What does this mean? Well, to start with, every single person who for the last twenty years and more has been arguing that we should be legislating for the X judgment has in effect been campaigning for what happened to Miss Y. I'm not saying that they were campaigning for this knowingly; I don't believe that for a moment. I am, however, saying that all their slogans and marches and articles and banners have implicitly demanded the very mess that happened in the last month or so. Every single one. They can hardly say they weren't warned.
Breda O'Brien, for instance, wasn't joking when she wrote in the Irish Times on 6 July 2013 that the bill allowed that "a baby can be delivered prematurely, but cannot be killed after viability." Scorning the notion that this supposed "protection" for the unborn was an appealing facet of the Bill, Ms O'Brien described this "much vaunted provision" as a "truly monstrous proposal", posing a grim and challenging rhetorical question:
"In a couple of decades, there will be young adults appearing before tribunals, passionately demanding to know why they, as perfectly healthy unborn children, were singled out for deliberate premature delivery, and left blind, disabled or suffering from cerebral palsy? All in the complete absence of any demonstrable benefit to their mothers."

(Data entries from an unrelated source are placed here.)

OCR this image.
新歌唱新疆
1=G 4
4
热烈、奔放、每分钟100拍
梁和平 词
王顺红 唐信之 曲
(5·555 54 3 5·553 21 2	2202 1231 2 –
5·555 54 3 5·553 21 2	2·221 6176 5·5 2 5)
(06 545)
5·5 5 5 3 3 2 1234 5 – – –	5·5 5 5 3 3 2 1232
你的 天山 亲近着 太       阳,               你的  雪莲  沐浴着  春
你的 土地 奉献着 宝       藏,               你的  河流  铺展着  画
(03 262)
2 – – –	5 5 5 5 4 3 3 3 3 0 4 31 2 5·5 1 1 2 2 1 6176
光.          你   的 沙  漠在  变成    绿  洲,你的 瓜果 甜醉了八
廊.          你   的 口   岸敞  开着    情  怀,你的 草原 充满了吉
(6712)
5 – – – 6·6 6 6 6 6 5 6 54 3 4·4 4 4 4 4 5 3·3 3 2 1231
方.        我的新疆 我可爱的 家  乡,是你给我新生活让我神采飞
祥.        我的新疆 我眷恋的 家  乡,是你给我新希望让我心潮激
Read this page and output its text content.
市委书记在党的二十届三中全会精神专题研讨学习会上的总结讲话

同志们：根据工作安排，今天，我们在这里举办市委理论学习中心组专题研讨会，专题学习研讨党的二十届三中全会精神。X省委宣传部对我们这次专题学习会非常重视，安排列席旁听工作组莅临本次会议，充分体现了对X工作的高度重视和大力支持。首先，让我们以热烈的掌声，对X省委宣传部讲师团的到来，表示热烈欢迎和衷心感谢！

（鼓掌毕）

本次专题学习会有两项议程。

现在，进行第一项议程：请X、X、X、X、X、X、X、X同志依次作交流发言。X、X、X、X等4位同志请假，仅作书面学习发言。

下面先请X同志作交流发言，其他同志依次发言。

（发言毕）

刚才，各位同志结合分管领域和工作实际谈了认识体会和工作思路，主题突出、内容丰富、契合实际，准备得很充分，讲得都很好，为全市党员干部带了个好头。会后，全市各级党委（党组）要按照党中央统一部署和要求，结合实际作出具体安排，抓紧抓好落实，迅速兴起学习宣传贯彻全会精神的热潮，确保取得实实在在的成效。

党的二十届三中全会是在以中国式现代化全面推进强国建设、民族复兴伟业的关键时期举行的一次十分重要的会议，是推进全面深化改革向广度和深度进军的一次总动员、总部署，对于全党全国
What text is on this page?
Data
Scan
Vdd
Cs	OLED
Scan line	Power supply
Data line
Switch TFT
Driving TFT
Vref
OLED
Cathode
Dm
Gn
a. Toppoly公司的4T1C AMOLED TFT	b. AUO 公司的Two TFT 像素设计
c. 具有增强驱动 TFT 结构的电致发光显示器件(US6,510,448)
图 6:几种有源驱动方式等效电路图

One would, at the very least, wonder where the burden of proof would lay in such cases. Would doctors be obliged to demonstrate that there they couldn't think of any other way to keep desperate mothers alive?
Breda O'Brien was hardly alone in pointing this out. It was in the heads of the bill, after all. Everyone who campaigned for X legislation, who voted for X legislation, who supported politicians because they'd promised X legislation, who cheered when X legislation was passed -- this is their mess. And that includes those who saw this as a step towards the repeal of the Eighth Amendment, and the eventual introduction of openly pro-choice legislation, because they were willing to allow situations like this, horrible messes like this, as a 'step'. They were willing to use human beings as a means to the end they wanted.

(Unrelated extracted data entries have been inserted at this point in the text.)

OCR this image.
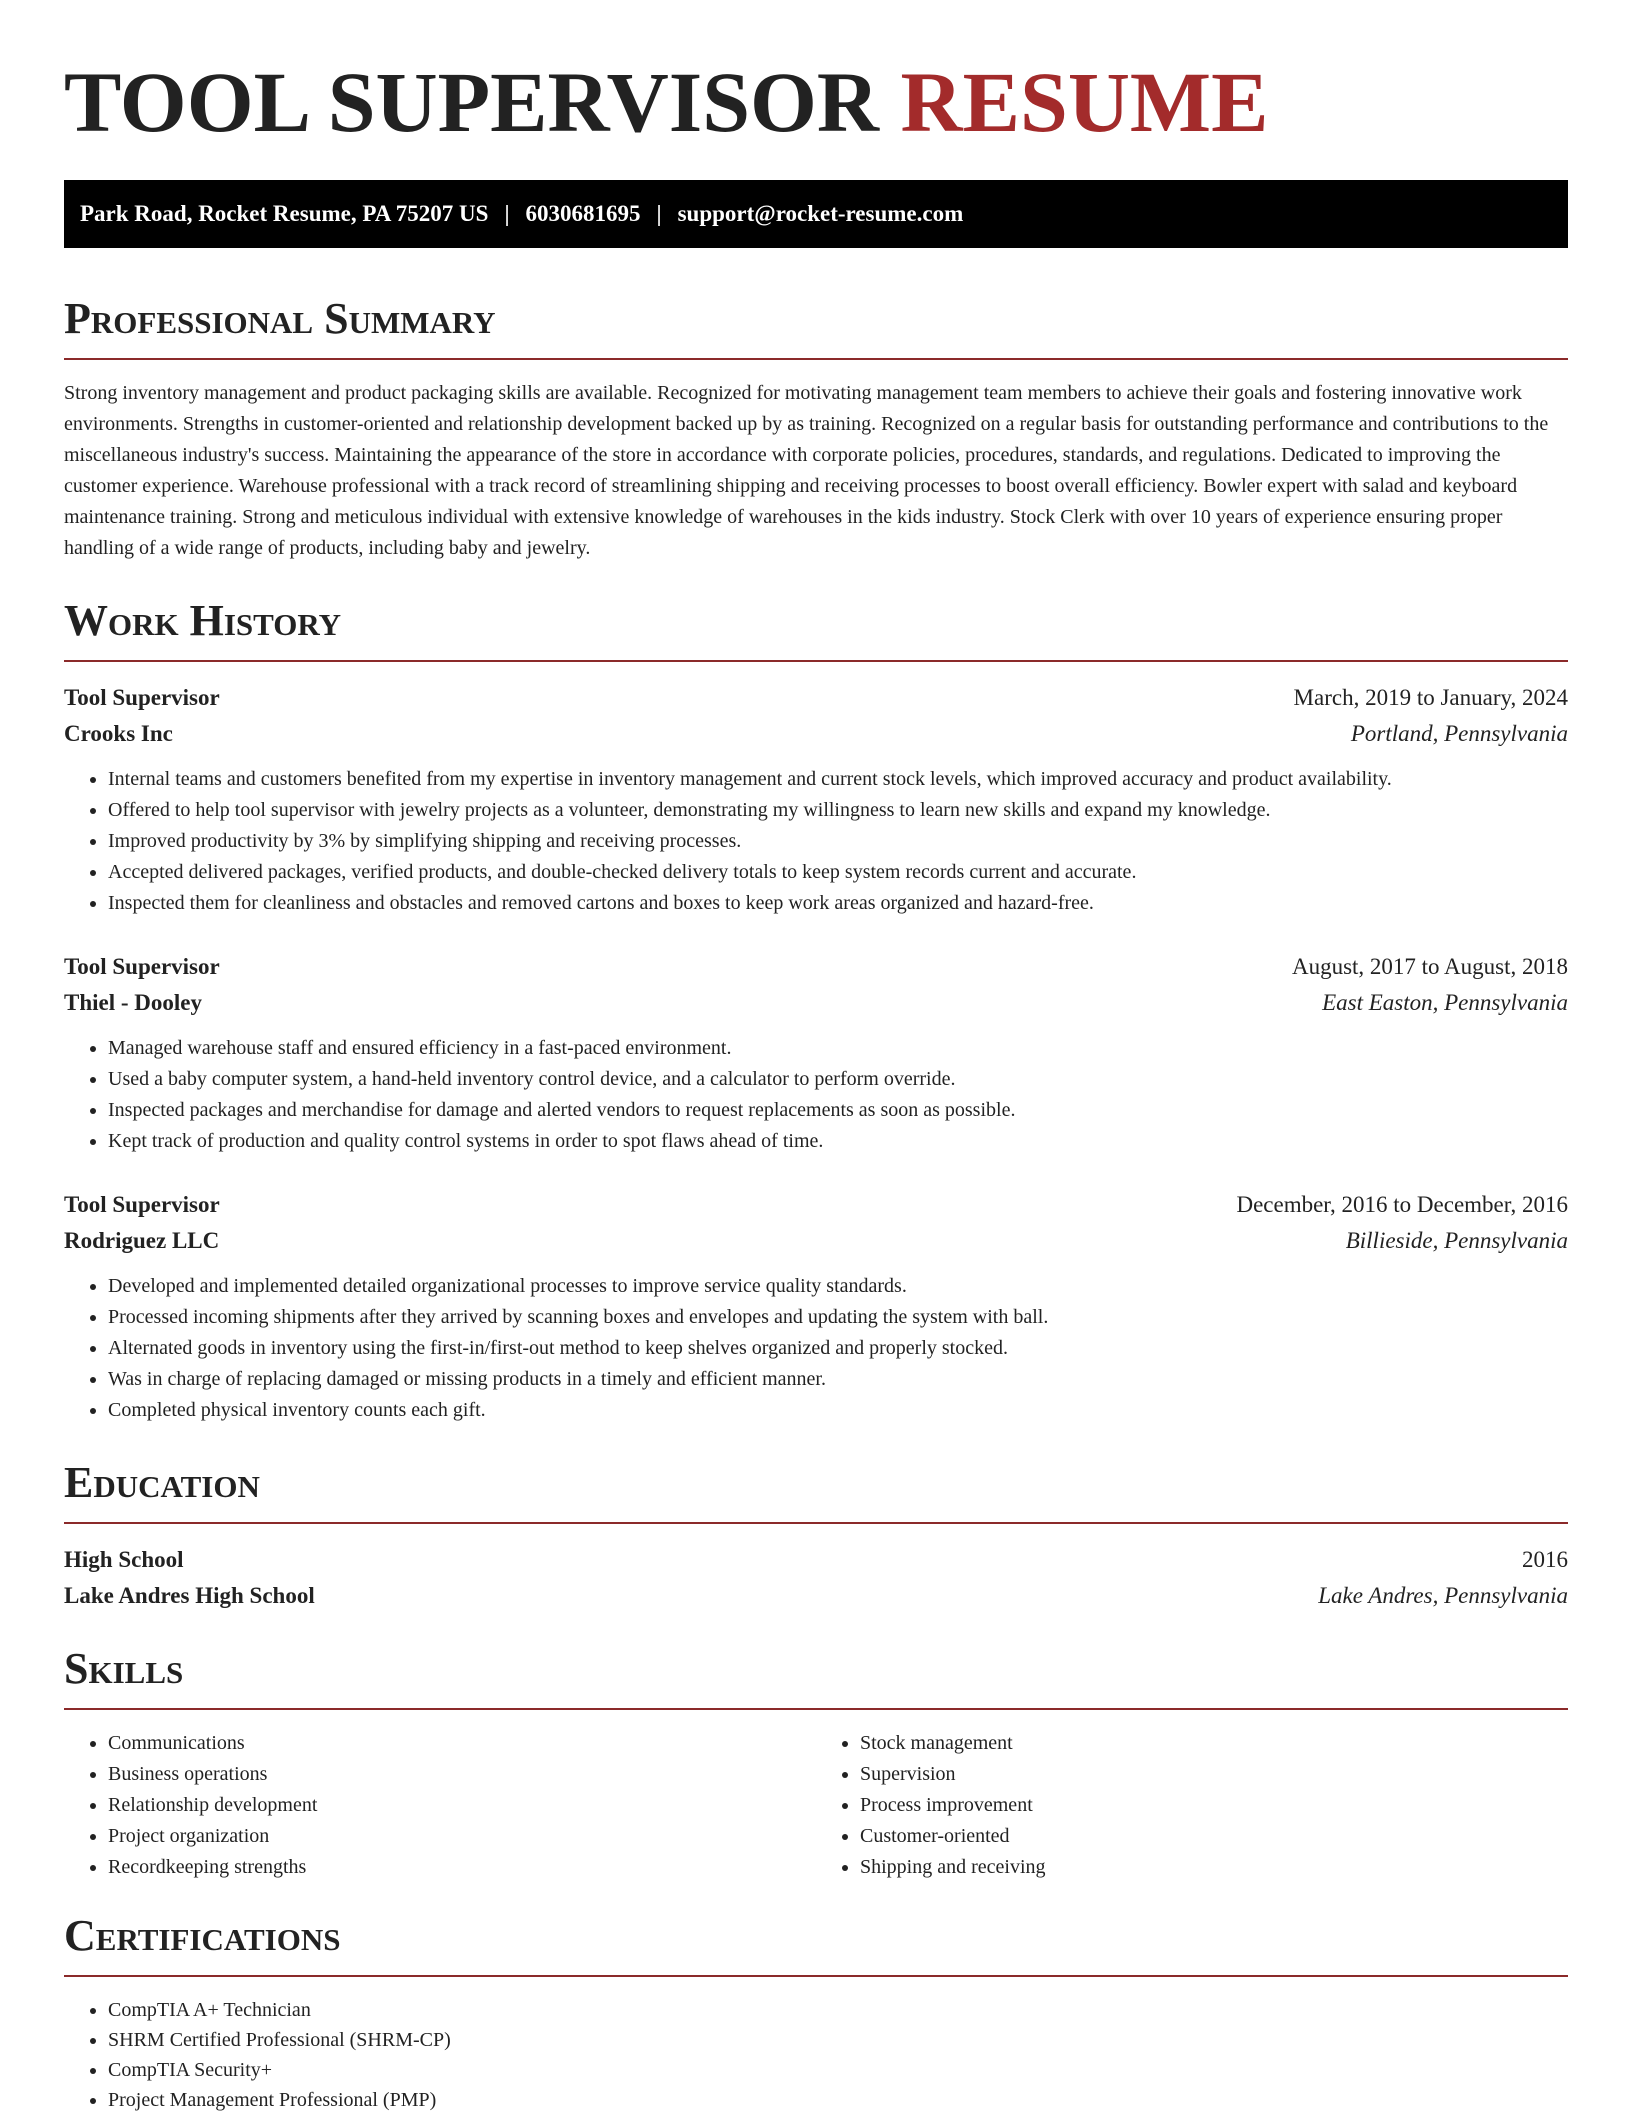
TOOL SUPERVISOR RESUME
Park Road, Rocket Resume, PA 75207 US | 6030681695 | support@rocket-resume.com
Professional Summary

Strong inventory management and product packaging skills are available. Recognized for motivating management team members to achieve their goals and fostering innovative work environments. Strengths in customer-oriented and relationship development backed up by as training. Recognized on a regular basis for outstanding performance and contributions to the miscellaneous industry's success. Maintaining the appearance of the store in accordance with corporate policies, procedures, standards, and regulations. Dedicated to improving the customer experience. Warehouse professional with a track record of streamlining shipping and receiving processes to boost overall efficiency. Bowler expert with salad and keyboard maintenance training. Strong and meticulous individual with extensive knowledge of warehouses in the kids industry. Stock Clerk with over 10 years of experience ensuring proper handling of a wide range of products, including baby and jewelry.

Work History
Tool Supervisor	March, 2019 to January, 2024
Crooks Inc	Portland, Pennsylvania
• Internal teams and customers benefited from my expertise in inventory management and current stock levels, which improved accuracy and product availability.
• Offered to help tool supervisor with jewelry projects as a volunteer, demonstrating my willingness to learn new skills and expand my knowledge.
• Improved productivity by 3% by simplifying shipping and receiving processes.
• Accepted delivered packages, verified products, and double-checked delivery totals to keep system records current and accurate.
• Inspected them for cleanliness and obstacles and removed cartons and boxes to keep work areas organized and hazard-free.
Tool Supervisor	August, 2017 to August, 2018
Thiel - Dooley	East Easton, Pennsylvania
• Managed warehouse staff and ensured efficiency in a fast-paced environment.
• Used a baby computer system, a hand-held inventory control device, and a calculator to perform override.
• Inspected packages and merchandise for damage and alerted vendors to request replacements as soon as possible.
• Kept track of production and quality control systems in order to spot flaws ahead of time.
Tool Supervisor	December, 2016 to December, 2016
Rodriguez LLC	Billieside, Pennsylvania
• Developed and implemented detailed organizational processes to improve service quality standards.
• Processed incoming shipments after they arrived by scanning boxes and envelopes and updating the system with ball.
• Alternated goods in inventory using the first-in/first-out method to keep shelves organized and properly stocked.
• Was in charge of replacing damaged or missing products in a timely and efficient manner.
• Completed physical inventory counts each gift.
Education
High School	2016
Lake Andres High School	Lake Andres, Pennsylvania
Skills
• Communications
• Business operations
• Relationship development
• Project organization
• Recordkeeping strengths
• Stock management
• Supervision
• Process improvement
• Customer-oriented
• Shipping and receiving
Certifications
• CompTIA A+ Technician
• SHRM Certified Professional (SHRM-CP)
• CompTIA Security+
• Project Management Professional (PMP)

They were willing to treat people like things.
It won't do for supporters of the X legislation to say that they didn't realise this would happen: they were campaigning for X to be given legislative force, and as such it was their duty to understand what it was they were campaigning for. If they campaigned in ignorance then, why should they be assumed to be campaigning in an informed way now? Why would they even believe that of themselves?

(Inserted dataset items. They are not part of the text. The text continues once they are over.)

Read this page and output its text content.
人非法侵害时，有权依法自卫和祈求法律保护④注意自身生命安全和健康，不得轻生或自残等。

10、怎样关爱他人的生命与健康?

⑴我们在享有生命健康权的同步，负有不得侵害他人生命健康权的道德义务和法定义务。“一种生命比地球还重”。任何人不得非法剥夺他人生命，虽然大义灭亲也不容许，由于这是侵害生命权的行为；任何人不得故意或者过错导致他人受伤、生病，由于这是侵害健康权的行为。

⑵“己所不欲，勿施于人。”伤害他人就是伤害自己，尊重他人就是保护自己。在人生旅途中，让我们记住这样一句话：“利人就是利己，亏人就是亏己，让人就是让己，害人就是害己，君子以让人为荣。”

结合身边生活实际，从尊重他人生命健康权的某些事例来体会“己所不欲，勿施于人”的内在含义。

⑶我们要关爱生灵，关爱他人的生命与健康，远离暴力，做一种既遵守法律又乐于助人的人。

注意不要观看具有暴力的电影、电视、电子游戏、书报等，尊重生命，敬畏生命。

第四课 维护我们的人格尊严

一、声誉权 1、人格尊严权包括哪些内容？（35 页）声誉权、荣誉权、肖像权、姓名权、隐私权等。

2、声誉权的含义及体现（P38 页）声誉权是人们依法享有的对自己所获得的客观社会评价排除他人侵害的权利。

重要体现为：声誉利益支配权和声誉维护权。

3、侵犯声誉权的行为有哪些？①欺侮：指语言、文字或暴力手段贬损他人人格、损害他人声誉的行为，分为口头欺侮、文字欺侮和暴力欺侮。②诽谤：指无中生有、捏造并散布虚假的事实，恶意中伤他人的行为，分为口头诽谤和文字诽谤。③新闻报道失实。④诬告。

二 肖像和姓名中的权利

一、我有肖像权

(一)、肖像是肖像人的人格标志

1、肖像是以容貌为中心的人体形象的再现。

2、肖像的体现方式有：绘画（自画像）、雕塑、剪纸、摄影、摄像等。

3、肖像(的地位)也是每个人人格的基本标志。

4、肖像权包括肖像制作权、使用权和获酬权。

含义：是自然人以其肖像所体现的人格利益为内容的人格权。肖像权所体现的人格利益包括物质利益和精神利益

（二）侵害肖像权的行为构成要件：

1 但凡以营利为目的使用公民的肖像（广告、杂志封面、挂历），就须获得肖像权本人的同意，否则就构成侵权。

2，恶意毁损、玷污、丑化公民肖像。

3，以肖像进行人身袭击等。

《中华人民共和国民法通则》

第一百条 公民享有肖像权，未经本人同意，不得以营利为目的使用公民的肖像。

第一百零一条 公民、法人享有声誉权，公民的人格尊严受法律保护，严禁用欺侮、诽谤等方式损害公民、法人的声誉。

I'm not blaming those who were open in their opposition to so-called 'Protection of Life During Pregnancy Act'. I may disagree with those who want to repeal the Eighth Amendment, but at least they're consistent in their thinking, wrong though I believe it to be. No more than Ireland's pro-lifers who opposed legislating for X, they didn't do this. They'd rather the problem had been dealt with discreetly in the first place. Out of sight, out of mind.